Eleitoral
Justiça Eleitoral condena governador do Amapá por propaganda antecipada em campanha institucional
Decisão atende pedido do MP Eleitoral e determina retirada imediata de materiais com o slogan “Eu visto a camisa do Amapá”
Arte: Comunicação/MPF
A Justiça Eleitoral julgou procedente a representação do Ministério Público (MP) Eleitoral e condenou o governador do Amapá, Clécio Luís (União Brasil), pela prática de propaganda eleitoral antecipada.

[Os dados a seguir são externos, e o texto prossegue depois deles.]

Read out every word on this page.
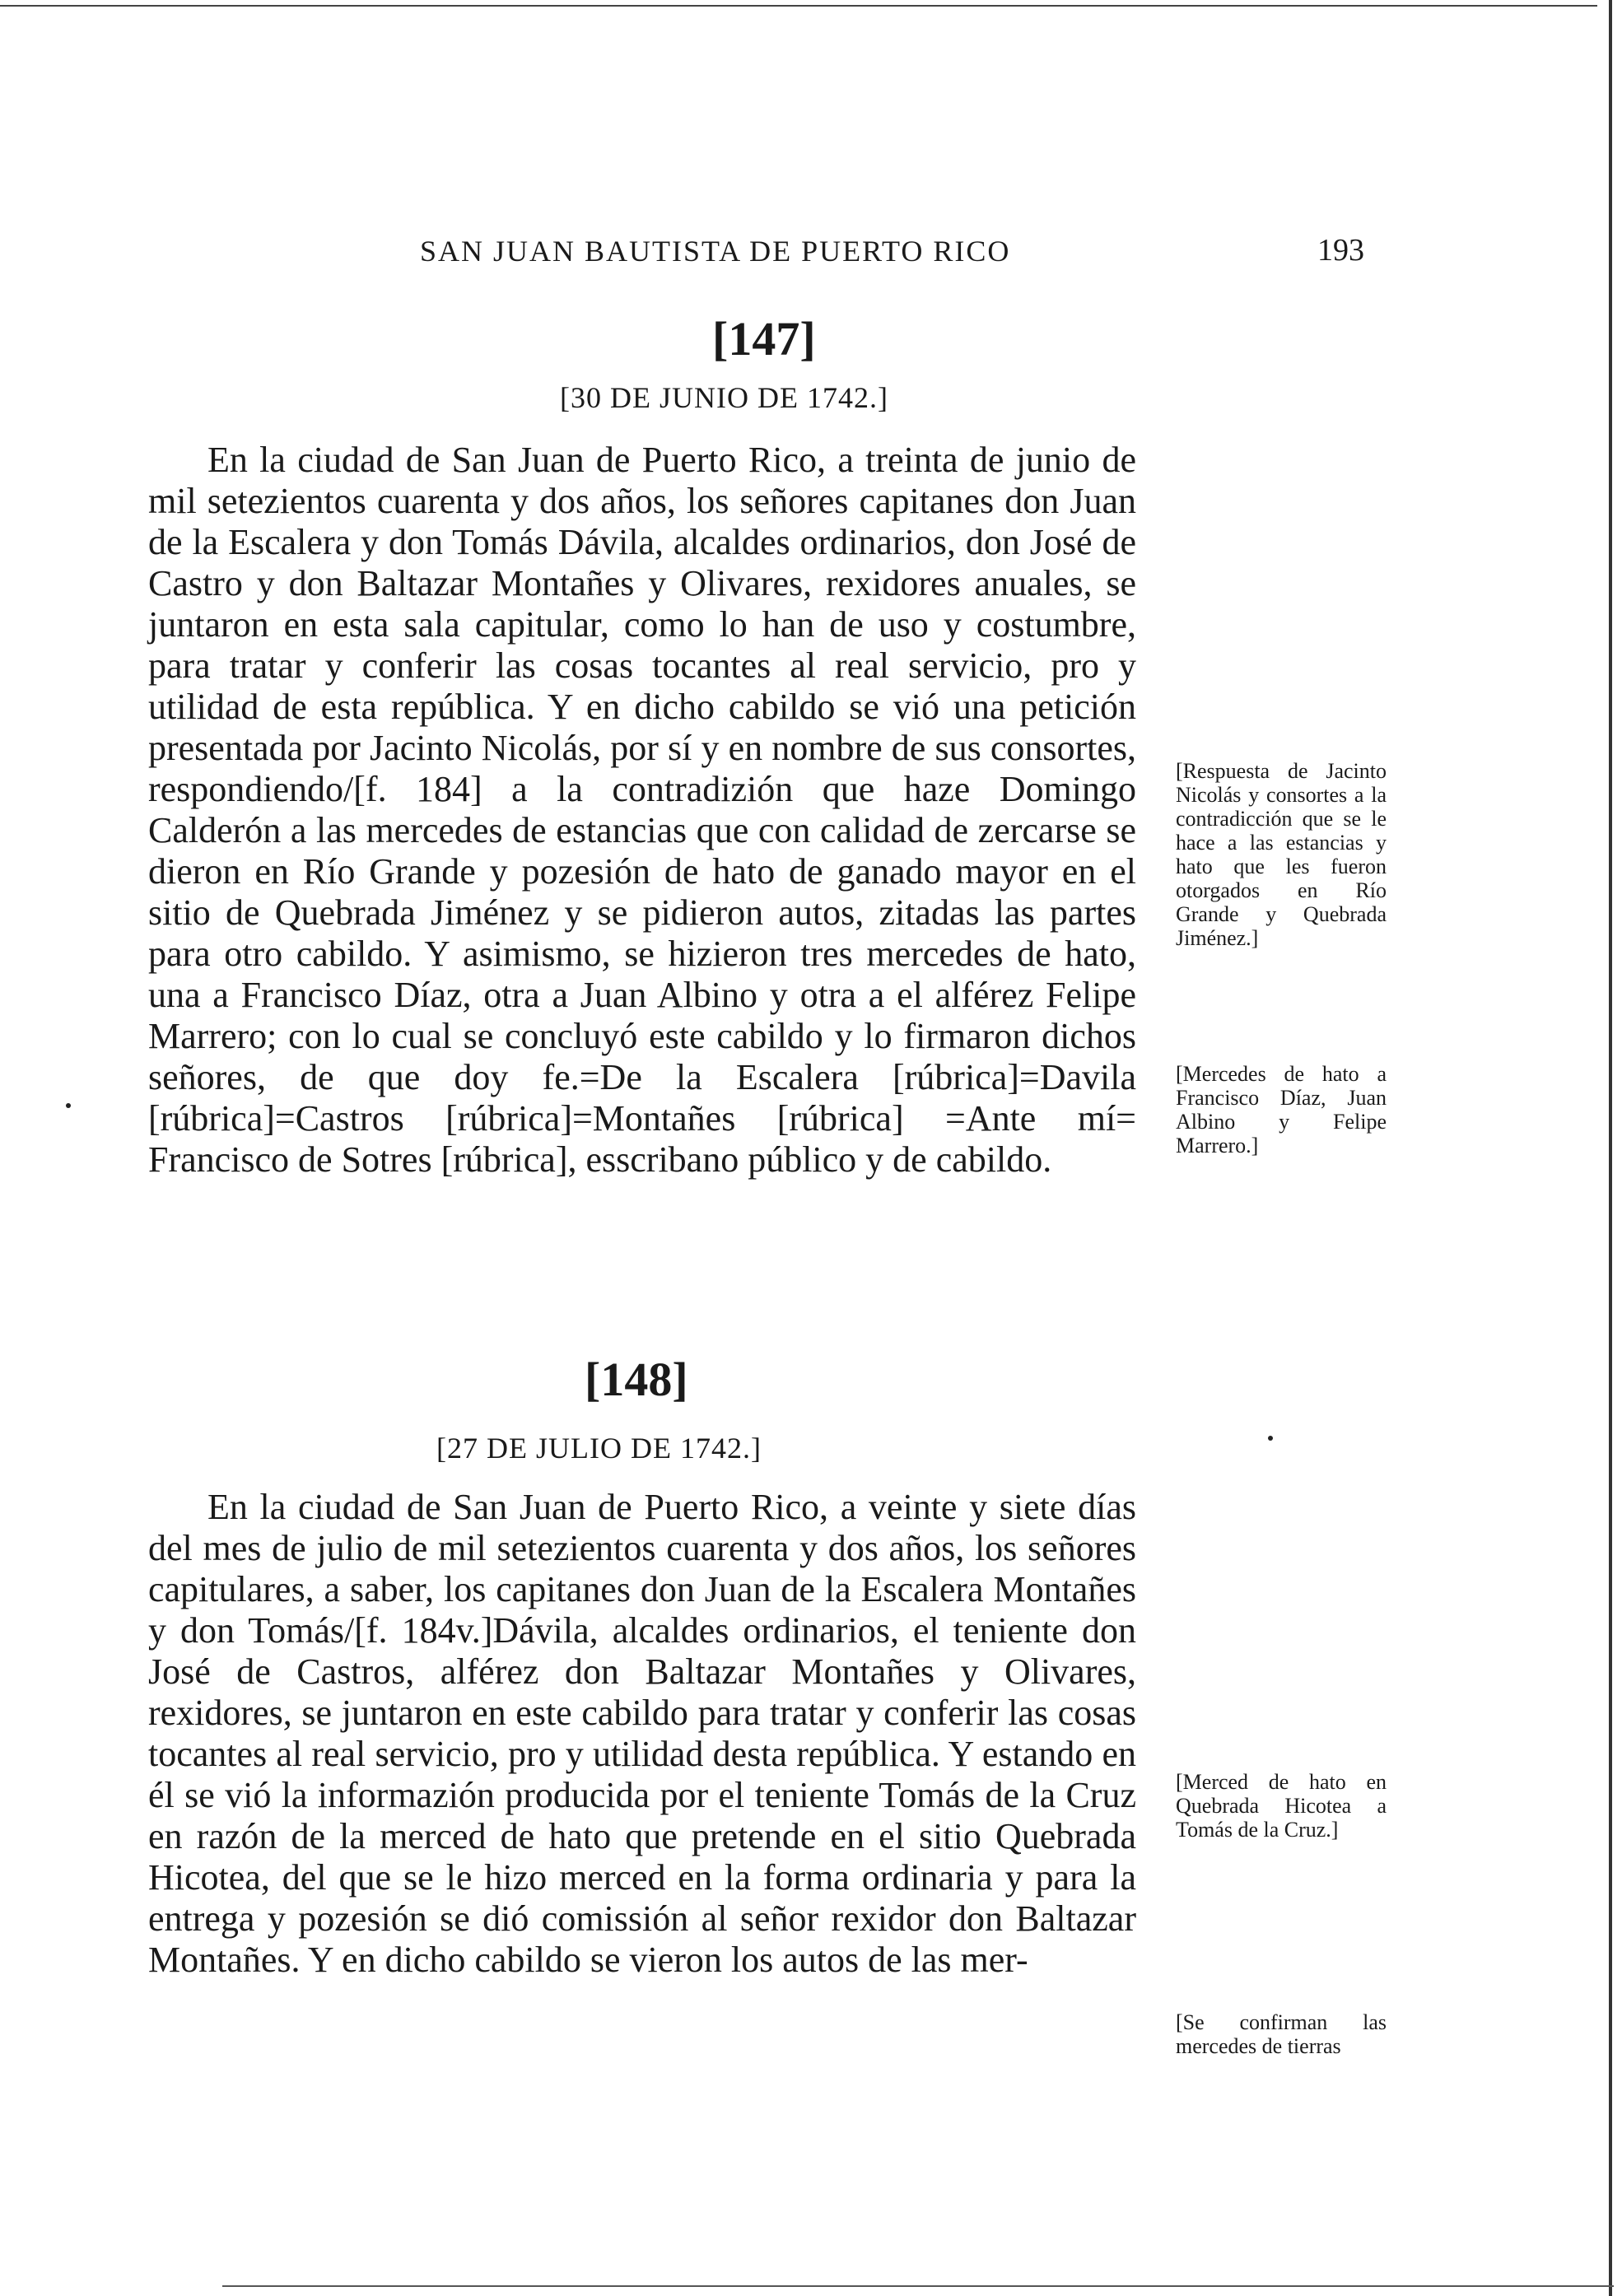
SAN JUAN BAUTISTA DE PUERTO RICO	193
[147]
[30 DE JUNIO DE 1742.]
En la ciudad de San Juan de Puerto Rico, a treinta de junio de mil setezientos cuarenta y dos años, los señores capitanes don Juan de la Escalera y don Tomás Dávila, alcaldes ordinarios, don José de Castro y don Baltazar Montañes y Olivares, rexidores anuales, se juntaron en esta sala capitular, como lo han de uso y costumbre, para tratar y conferir las cosas tocantes al real servicio, pro y utilidad de esta república. Y en dicho cabildo se vió una petición presentada por Jacinto Nicolás, por sí y en nombre de sus consortes, respondiendo/[f. 184] a la contradizión que haze Domingo Calderón a las mercedes de estancias que con calidad de zercarse se dieron en Río Grande y pozesión de hato de ganado mayor en el sitio de Quebrada Jiménez y se pidieron autos, zitadas las partes para otro cabildo. Y asimismo, se hizieron tres mercedes de hato, una a Francisco Díaz, otra a Juan Albino y otra a el alférez Felipe Marrero; con lo cual se concluyó este cabildo y lo firmaron dichos señores, de que doy fe.=De la Escalera [rúbrica]=Davila [rúbrica]=Castros [rúbrica]=Montañes [rúbrica] =Ante mí= Francisco de Sotres [rúbrica], esscribano público y de cabildo.
[148]
[27 DE JULIO DE 1742.]
En la ciudad de San Juan de Puerto Rico, a veinte y siete días del mes de julio de mil setezientos cuarenta y dos años, los señores capitulares, a saber, los capitanes don Juan de la Escalera Montañes y don Tomás/[f. 184v.]Dávila, alcaldes ordinarios, el teniente don José de Castros, alférez don Baltazar Montañes y Olivares, rexidores, se juntaron en este cabildo para tratar y conferir las cosas tocantes al real servicio, pro y utilidad desta república. Y estando en él se vió la informazión producida por el teniente Tomás de la Cruz en razón de la merced de hato que pretende en el sitio Quebrada Hicotea, del que se le hizo merced en la forma ordinaria y para la entrega y pozesión se dió comissión al señor rexidor don Baltazar Montañes. Y en dicho cabildo se vieron los autos de las mer-
[Respuesta de Jacinto Nicolás y consortes a la contradicción que se le hace a las estancias y hato que les fueron otorgados en Río Grande y Quebrada Jiménez.]
[Mercedes de hato a Francisco Díaz, Juan Albino y Felipe Marrero.]
[Merced de hato en Quebrada Hicotea a Tomás de la Cruz.]
[Se confirman las mercedes de tierras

A decisão, do Tribunal Regional Eleitoral do Amapá, reconhece que a campanha institucional intitulada “Eu visto a camisa do Amapá” foi utilizada como estratégia de promoção pessoal visando o pleito de 2026. O magistrado determinou a interrupção imediata da campanha e a retirada de todos os materiais publicitários em até cinco dias, sob pena de multa diária.
Segundo o MP Eleitoral, o governo estadual promoveu atos de autopromoção política disfarçados de publicidade oficial ao longo de 2025. A acusação detalhou que o slogan não possuía caráter educativo ou informativo, mas funcionava como uma convocação à adesão ao projeto político do atual gestor. Entre as provas apresentadas, estavam a instalação de totens, afixação de cartazes em comunidades vulneráveis e a realização de um evento em outubro de 2025, no qual houve distribuição massiva de brindes e vestimentas padronizadas.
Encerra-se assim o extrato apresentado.